Horrie won his four world championships title in winning the gold medal in the Men's PR1M1x at the 2017 World Rowing Championships in Sarasota, Florida. Horrie won the first PR1 M1x World Championship title raced over 2000 m and, but also set a new world's best time after crossing the line in a time of 9 minutes 39 seconds.

At the 2018 World Rowing Championships in Plovdiv, Bulgaria, he won his fifth consecutive title in the Men's PR1 Men's Single Scull and broke
his own World's Best Time, crossing the line in a time of 9 minutes 16.90 seconds, some 8 seconds faster than his previous World Record. Horrie won the bronze medal in the Men's PR1 Men's Single Scull at the 2019 World Rowing Championships in Linz-Ottensheim, Austria. After the race, Horrie said 'It just wasn't my day, but I'm happy to come away with the medal considering the season I’ve had coming back from injury.'

At the 2020 Summer Paralympics, Horrie won his third Paralympic silver medal by finishing second in the Men's Single Sculls, with a time of 10:00.82.
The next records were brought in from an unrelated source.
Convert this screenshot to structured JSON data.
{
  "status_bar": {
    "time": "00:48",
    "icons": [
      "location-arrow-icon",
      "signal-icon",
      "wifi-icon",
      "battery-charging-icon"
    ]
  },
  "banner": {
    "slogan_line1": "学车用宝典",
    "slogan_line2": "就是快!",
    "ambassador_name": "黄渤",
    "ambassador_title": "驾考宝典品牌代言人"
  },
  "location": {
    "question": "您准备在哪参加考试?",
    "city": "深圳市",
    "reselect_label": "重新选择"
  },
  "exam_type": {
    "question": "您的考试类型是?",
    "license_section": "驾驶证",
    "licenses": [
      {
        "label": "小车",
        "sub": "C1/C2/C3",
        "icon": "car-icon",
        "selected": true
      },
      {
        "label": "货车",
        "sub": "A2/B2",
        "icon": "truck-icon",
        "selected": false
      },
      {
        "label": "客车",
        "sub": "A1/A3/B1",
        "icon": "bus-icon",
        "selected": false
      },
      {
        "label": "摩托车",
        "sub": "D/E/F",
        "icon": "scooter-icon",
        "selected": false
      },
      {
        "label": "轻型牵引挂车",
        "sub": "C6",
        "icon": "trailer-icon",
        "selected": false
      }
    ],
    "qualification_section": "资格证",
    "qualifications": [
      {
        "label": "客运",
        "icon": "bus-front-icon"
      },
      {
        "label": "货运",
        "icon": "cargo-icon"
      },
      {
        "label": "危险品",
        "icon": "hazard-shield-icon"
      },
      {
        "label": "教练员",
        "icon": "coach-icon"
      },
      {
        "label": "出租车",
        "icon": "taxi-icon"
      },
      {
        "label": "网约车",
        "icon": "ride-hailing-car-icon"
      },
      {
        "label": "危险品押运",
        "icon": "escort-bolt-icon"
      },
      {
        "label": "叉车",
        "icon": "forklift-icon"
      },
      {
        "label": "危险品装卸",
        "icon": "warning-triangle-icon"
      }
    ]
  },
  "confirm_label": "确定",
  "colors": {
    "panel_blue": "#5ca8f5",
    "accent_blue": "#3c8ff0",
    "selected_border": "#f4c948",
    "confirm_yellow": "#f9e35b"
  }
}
Horrie finished fourth in the Men's PR1 Men's Single Scull at the 2022 World Rowing Championships. Horrie competed at the 2023 World Rowing Championships and made the final Men's PR1 Men's Single Scull by did not start.

At the 2024 Summer Paralympics, he crossed the finish line fourth but a ruling from World Rowing saw third place Italian rower disqualified. Horrie was awarded the bronze medal due to the disqualification of Giacomo Perini. Court of Arbitration for Sport reinstated Perini and Horrie's result was fourth.

Paratriathlon

In 2013, he competed in the first ever paratriathlon held in Australia.

He placed 2nd of 8 male handcycle/wheelchair athletes in the OTU Paratriathlon Oceania Championships in 2014.

==Recognition==
- 2014–2014 World Rowing Para Rower of the Year.
- 2015 – New South Wales Institute of Sport Male Athlete of the Year.
- 2018 – Rowing Australia Para-rower of the Year
- 2020 – Order of Australia Medal for service to rowing.